Inquiry and new legislation needed for mental health

The report into the case of a mental health patient who killed his father after Counties Manukau Health failed to provide him with adequate care, shows why we need a nationwide inquiry into why mental health services keep failing, says National Health Spokesperson Dr Lynda Scott.

"This district health board is one of many struggling with a large deficit, unable to provide services. I'm concerned this type of thing can happen anywhere, and that there is no assurance that nationally our mental health services are up to scratch.

"We have had cases in Southland, Christchurch and many parts of the country where families who've tried to get help for mental health patients have been ignored and ended up the victims. Dr Scott has drafted a private member's bill aimed at allowing families to be involved in the care of their mentally ill family members, and improving patient assessment.
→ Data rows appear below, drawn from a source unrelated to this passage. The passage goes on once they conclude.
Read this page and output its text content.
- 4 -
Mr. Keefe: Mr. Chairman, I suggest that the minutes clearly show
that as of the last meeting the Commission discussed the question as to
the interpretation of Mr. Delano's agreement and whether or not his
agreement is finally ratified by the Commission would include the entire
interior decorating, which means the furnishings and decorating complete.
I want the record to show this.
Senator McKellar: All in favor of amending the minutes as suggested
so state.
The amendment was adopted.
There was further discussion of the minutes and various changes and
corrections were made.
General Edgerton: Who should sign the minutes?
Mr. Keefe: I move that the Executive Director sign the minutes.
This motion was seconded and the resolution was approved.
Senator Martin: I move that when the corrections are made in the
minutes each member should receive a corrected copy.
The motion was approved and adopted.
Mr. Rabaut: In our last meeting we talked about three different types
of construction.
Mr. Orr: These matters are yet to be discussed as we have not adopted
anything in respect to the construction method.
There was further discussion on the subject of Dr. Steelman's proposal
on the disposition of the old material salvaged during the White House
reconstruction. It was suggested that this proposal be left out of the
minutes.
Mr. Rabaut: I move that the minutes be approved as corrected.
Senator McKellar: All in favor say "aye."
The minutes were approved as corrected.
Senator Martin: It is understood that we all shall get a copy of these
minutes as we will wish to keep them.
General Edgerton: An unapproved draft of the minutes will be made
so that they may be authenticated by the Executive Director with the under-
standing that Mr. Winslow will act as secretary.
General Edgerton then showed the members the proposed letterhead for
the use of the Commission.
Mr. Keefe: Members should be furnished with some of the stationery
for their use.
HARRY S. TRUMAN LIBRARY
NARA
"In the Paul Ellis case, the health board didn't listen to the family over the dangers of this patient. This has happened in several centres. I have continually called for the Mental Health (Compulsory Assessment Treatment) Act to be reviewed and amended.

"Part two of my proposed bill would give 72 hours for assessment before a judicial review could be sought on the release of a mental health patient. This would have prevented Paul Ellis being released without proper assessment.

"The current legislation gives families no input. In fact it protects the privacy of the patient, often to their own detriment and the detriment of their family, again as occurred in the Paul Ellis case.

"The Ministry of Health says there are lessons in the Paul Ellis case for all mental health services. It is the Minister of Health who is responsible for inadequate services. We don't have enough acute or rehabilitation beds - patients have even been locked up in police cells because of this," says Dr Scott.